Beitar Jerusalem fans infamous in the Israeli league for their Meir Kahane inspired hyper-nationalism and racism towards Arabs an Muslims had their world turned upside down in the January transfer window when eccentric billionaire Arkadi Gaydamak (the former owner of Portsmouth) brought in not one but two Chechen Muslim players, Zaur Sadaev and Dzabhrail Kadiev. Thus breaking a proud tradition of being the only Israeli club to never to hire the enemy.
The news was met with anger and protesting fans rioted in shopping malls and hurled racist abuse at the two players during their first training session. However, Gaydamak remained unbowed and his intransigence seems to have really gotten under the skin of the nastiest of the lot, the ultras known as La Familia. The club's office and trophy room was torched in an arson attack a week ago, on the same day four Beitar fans were indicted for chanting "Death To Arabs" and "May Your Village Burn" at a match against Bnei Yehuda, a club long associated with Arab players. The club's caretaker Meir Harush in an interview afterwards talked of the loss:
"They burned the symbol of Beitar, the history of the club. People without a heart. It's infuriating and shocking," reported Channel 1.
Seven fans were taken in by the police and more are arrests are on the way.
The mindless act seems to have repulsed Israel political figures, football authorities, and the saner elements in Beitar's fan base. Even Benjamin Netanyahu, never one to shy away from cynically sticking a shiv in any ME peace accord appeared moved enough to issue a boilerplate:
"Such behavior is shameful. We cannot countenance such racism." He added, "The Jewish people, who suffered from boycotts and ostracism, must be a light unto the nations."

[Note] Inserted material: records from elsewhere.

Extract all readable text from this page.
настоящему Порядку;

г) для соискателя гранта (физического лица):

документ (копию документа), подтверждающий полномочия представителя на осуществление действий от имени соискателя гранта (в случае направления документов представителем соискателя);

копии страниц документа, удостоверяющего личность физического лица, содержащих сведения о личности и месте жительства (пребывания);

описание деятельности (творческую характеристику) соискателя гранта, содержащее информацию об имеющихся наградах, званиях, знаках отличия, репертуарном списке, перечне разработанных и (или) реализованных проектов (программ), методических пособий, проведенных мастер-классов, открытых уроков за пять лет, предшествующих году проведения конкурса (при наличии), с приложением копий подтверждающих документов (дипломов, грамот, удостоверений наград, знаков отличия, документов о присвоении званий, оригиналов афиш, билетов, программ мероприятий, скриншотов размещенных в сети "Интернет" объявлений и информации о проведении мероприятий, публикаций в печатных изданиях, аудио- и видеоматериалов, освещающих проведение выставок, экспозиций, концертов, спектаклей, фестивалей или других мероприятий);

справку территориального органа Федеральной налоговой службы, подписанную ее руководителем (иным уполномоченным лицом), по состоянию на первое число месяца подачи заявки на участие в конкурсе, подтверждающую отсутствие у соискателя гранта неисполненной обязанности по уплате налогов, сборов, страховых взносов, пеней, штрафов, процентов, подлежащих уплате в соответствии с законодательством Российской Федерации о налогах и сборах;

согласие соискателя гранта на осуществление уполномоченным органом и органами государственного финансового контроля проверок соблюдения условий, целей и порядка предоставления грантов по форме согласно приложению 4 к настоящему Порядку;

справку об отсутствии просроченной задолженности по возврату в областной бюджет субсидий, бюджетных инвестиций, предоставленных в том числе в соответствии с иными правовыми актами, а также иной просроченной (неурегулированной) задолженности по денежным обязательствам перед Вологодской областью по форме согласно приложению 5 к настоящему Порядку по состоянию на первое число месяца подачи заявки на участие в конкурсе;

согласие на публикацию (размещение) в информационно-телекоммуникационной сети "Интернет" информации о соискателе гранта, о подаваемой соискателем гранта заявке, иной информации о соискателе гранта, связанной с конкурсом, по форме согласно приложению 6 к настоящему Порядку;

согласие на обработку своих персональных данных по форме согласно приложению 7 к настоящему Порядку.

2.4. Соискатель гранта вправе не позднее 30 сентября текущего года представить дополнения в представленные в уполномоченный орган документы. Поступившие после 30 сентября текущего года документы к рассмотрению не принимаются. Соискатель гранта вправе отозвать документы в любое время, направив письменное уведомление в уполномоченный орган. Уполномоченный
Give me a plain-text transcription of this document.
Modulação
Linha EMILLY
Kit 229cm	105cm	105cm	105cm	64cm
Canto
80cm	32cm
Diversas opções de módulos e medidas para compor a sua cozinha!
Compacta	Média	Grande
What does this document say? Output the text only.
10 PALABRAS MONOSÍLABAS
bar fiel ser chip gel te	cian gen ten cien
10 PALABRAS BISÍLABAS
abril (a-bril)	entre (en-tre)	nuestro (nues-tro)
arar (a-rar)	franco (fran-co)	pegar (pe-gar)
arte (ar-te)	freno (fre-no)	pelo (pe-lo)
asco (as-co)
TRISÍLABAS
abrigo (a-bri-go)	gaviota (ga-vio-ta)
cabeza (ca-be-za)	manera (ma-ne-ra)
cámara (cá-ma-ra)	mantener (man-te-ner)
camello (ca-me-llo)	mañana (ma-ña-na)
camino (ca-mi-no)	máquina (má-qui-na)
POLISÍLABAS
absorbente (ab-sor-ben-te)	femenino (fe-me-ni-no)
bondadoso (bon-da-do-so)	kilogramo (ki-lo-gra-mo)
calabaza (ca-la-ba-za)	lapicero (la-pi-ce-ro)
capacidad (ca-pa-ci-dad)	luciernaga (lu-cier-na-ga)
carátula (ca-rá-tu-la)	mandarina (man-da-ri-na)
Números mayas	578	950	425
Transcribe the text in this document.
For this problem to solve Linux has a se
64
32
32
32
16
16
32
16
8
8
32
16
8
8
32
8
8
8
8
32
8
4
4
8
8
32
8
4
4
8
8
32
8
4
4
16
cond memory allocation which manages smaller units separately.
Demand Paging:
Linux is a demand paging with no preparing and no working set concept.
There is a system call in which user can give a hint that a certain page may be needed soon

Of course, coincidentally enough, this remorseful condemnation came after Beitar's arson attack and not before when from the stands, this exhibition of ugly racism was in full display. According to reports, the majority of fans who appear moderate reject the most extreme elements and authorities are determined to marginalize them further. The evidence was the 79th minute introduction of Sadiyev, the Chechen player into last week's match against Bnei Sakhnin with Beitar trailing. His debut was greeted by both sides with applause creating a rare moment of unity.
There is also increasing anxiety on the part of Gaydamak, who has tried unsuccessfully to sell the club on numerous occasions and one of the factors cited in that failure is the club's unsavoury reputation. His move to recruit the Chechens might be driven by economic considerations more than tempering the behaviour of the ultras. However, this sounds like a temporary icing because the sort of virulent Meir Kahane extremism that drives La Familia is not going away. If they can resort to arson against the club they profess to love, Gaydamak's revisionism, whether pretended or genuine, is just mere inconvenience. There is also a double standard involved when it comes to Israeli racism as they unlike other associations or clubs have never been sanctioned or fined by UEFA or FIFA. Rifaat Turk, one of the best know Arab Israeli players subjected to racial abuse in every match played for Hapoel Tel Aviv during the 70s and 80s, has every reason to feel pessimistic.